Paul Leonard of the Center for Responsible Lending believes that the Bank of America agreement is an improvement over previous settlements for encouraging more generous loan modifications—and doing more to force banks to direct aid to where it's needed the most.
"One of the big problem with the National Mortgage Settlement was that it was hard to get a measure of who was helped, which families and communities," says Leonard. This time, the settlement specifically requires 50% of loan modification relief to go to states that the government has determined to be hardest hit by the housing meltdown. It also requires the bank to provide more granular data on where the consumer relief is actually going, with new reporting requirements that go down to the Census block level.
But Leonard believes that there needs to be more transparency in where the assistance is going, arguing that data on geography and demographics of the loan modifications should be made public. Bank of America still has considerable discretion to decide which individuals should actually have access to help. Such practices have been a source for frustration for distressed homeowners who've waited in limbo for months or even years to see if they qualify for loan modification.

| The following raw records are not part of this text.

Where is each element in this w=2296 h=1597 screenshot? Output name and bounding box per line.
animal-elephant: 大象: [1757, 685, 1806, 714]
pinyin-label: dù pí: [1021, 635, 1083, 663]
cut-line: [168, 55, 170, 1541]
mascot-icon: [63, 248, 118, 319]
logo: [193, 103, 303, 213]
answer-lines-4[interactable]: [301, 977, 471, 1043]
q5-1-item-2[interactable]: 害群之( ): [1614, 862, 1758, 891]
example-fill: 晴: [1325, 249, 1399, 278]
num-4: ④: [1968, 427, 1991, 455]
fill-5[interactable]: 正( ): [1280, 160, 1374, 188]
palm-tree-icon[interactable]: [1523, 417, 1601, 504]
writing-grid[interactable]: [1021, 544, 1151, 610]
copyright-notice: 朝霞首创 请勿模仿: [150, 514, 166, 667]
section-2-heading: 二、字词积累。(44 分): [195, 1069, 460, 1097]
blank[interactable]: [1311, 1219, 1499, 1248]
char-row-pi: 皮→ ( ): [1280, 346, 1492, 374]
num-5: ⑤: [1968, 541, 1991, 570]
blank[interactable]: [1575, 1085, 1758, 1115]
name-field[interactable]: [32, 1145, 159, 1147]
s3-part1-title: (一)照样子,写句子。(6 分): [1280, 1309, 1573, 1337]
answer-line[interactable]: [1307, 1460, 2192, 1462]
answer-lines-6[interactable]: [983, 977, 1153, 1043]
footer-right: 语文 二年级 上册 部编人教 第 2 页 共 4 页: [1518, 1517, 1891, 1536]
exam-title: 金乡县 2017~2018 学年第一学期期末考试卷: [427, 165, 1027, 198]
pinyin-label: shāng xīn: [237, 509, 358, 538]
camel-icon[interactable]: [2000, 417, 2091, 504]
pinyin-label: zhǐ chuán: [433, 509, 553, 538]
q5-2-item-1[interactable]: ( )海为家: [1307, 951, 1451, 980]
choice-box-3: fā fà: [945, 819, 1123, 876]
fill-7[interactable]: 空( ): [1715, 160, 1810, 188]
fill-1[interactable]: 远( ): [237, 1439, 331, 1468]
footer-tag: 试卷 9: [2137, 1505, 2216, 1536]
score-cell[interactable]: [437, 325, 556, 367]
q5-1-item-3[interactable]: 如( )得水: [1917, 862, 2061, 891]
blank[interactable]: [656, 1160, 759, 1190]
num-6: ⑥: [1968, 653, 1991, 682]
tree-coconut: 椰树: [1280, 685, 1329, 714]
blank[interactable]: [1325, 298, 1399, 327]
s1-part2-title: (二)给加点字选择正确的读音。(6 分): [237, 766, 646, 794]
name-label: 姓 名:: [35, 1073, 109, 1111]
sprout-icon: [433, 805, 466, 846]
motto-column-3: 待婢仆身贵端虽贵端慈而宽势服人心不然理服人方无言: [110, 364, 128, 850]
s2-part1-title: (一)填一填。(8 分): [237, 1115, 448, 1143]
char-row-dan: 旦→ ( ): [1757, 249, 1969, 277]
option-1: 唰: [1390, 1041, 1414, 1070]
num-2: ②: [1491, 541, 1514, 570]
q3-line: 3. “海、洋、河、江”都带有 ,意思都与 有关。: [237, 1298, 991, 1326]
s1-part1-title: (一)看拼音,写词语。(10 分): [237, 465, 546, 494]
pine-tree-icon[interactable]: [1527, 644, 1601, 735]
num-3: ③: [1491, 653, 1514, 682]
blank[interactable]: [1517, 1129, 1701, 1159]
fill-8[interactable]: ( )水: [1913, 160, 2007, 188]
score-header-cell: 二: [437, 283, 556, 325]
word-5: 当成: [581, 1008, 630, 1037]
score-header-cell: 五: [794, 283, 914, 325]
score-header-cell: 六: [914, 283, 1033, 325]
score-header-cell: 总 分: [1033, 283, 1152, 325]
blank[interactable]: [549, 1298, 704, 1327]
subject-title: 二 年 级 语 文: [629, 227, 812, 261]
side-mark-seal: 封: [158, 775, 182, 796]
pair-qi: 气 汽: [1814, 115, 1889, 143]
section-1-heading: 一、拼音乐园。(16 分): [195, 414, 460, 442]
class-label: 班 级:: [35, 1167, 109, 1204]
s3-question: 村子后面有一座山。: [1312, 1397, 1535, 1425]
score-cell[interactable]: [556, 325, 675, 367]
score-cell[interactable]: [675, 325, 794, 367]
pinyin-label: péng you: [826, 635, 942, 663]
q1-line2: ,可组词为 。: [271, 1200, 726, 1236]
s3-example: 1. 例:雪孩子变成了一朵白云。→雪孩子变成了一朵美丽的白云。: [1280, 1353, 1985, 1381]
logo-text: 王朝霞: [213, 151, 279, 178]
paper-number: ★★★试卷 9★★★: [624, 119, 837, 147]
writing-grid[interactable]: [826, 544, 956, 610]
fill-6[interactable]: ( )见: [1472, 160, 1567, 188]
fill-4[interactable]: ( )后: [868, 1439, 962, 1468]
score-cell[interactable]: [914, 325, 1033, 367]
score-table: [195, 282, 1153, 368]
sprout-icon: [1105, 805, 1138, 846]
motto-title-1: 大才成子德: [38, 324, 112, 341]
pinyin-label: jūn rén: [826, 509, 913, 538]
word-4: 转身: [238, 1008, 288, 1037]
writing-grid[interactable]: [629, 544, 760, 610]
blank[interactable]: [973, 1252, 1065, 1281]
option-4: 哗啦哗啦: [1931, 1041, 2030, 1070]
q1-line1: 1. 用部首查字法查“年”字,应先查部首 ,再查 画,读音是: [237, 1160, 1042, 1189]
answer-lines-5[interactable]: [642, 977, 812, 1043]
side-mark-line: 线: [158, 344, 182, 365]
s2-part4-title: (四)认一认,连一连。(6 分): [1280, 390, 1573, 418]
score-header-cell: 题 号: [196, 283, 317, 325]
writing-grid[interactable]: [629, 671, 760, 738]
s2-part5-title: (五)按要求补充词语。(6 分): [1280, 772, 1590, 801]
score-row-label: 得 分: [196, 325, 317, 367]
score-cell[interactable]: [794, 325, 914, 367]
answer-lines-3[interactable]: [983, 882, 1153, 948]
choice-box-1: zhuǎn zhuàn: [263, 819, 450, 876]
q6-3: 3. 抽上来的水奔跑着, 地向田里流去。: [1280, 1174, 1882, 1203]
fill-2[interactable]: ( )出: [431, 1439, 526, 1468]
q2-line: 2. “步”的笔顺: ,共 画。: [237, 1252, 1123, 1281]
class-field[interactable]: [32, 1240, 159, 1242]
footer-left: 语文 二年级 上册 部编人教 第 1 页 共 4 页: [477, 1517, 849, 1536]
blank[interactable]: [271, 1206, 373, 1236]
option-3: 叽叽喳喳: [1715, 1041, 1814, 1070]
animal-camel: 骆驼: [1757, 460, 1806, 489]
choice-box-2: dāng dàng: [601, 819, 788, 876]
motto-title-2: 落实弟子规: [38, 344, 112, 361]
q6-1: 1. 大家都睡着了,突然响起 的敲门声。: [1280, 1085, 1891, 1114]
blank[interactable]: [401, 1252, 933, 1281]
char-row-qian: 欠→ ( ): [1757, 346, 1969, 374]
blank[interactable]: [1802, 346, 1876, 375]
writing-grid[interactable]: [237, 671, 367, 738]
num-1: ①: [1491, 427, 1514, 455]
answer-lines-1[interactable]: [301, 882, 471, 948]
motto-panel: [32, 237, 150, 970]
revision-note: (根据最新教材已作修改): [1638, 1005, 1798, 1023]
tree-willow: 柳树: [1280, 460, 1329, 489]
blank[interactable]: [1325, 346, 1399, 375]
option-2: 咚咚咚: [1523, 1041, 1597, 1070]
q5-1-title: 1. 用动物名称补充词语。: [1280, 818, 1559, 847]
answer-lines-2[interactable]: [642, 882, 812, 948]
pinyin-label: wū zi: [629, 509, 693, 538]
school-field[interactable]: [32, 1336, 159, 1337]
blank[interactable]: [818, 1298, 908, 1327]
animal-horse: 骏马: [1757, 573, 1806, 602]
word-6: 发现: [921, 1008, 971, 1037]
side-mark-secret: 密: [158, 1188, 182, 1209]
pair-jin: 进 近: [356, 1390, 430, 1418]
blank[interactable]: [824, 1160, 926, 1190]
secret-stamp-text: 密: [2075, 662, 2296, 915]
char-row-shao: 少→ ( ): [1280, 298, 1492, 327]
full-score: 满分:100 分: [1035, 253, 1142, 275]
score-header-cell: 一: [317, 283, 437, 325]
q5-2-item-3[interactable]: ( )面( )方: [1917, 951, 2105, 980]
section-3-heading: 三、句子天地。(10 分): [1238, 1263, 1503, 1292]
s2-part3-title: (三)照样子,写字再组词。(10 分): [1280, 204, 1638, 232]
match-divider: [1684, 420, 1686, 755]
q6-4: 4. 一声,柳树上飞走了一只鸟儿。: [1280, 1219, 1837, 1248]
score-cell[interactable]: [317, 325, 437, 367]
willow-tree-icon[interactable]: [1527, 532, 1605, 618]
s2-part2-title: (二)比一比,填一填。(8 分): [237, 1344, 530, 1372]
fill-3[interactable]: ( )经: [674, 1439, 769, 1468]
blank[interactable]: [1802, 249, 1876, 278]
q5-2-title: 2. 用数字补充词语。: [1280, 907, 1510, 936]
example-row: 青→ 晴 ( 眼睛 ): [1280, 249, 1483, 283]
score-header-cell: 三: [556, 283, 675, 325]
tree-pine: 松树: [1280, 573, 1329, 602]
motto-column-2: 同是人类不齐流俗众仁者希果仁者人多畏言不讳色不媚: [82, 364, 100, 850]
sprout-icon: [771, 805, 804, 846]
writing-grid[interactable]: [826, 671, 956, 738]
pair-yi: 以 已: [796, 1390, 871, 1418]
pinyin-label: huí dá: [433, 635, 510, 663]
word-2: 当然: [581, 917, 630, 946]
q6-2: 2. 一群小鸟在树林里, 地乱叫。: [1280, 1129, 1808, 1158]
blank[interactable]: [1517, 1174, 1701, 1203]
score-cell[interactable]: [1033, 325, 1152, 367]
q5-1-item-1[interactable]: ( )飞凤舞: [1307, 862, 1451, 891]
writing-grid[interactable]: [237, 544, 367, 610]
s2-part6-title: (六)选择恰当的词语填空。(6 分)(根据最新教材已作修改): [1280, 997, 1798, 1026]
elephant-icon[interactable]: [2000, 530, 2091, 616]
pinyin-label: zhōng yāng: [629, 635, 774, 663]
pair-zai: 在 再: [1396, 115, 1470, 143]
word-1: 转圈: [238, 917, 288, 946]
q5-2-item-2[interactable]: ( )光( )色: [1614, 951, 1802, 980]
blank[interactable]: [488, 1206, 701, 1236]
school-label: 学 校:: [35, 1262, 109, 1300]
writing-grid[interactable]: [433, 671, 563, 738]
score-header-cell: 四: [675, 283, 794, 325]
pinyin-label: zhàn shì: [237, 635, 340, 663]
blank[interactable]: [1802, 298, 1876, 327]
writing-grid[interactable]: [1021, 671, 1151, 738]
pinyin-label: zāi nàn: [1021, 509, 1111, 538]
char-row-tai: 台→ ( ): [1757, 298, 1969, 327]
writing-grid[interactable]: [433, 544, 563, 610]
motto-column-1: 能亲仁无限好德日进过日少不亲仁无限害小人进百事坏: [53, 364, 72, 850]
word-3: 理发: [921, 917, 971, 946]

The lack of detailed data has also made it difficult to determine whether the banks are getting credit for actions they would have taken anyway. Aside from the new 50% Hardest Hit requirement for loan modifications, "The settlements have not attempted figure out how to make this relief additional relief that's beyond and above what the institution would have been doing already," says Leonard.
Green says that he'll consider "whether there’s a way to nudge this toward things they wouldn’t have done" in his role as monitor. (Bank of America, for its part, insists that the settlement "extends [the bank's] existing efforts and allows for some deeper relief for hard hit areas and individuals that what we can otherwise offer.")
Green believes, moreover, that the consumer relief package is big enough to provide help to most, if not all, of those who are eligible to receive loan modifications at this point. But that's in part because we are so far past the peak of the housing crisis.
"The number of delinquent borrowers is way down from what it was at the height of the crisis, so we ought to be able to do a really good job at getting a majority of those people who qualify," Green says. "Unfortunately for many American borrowers, it's too late for them."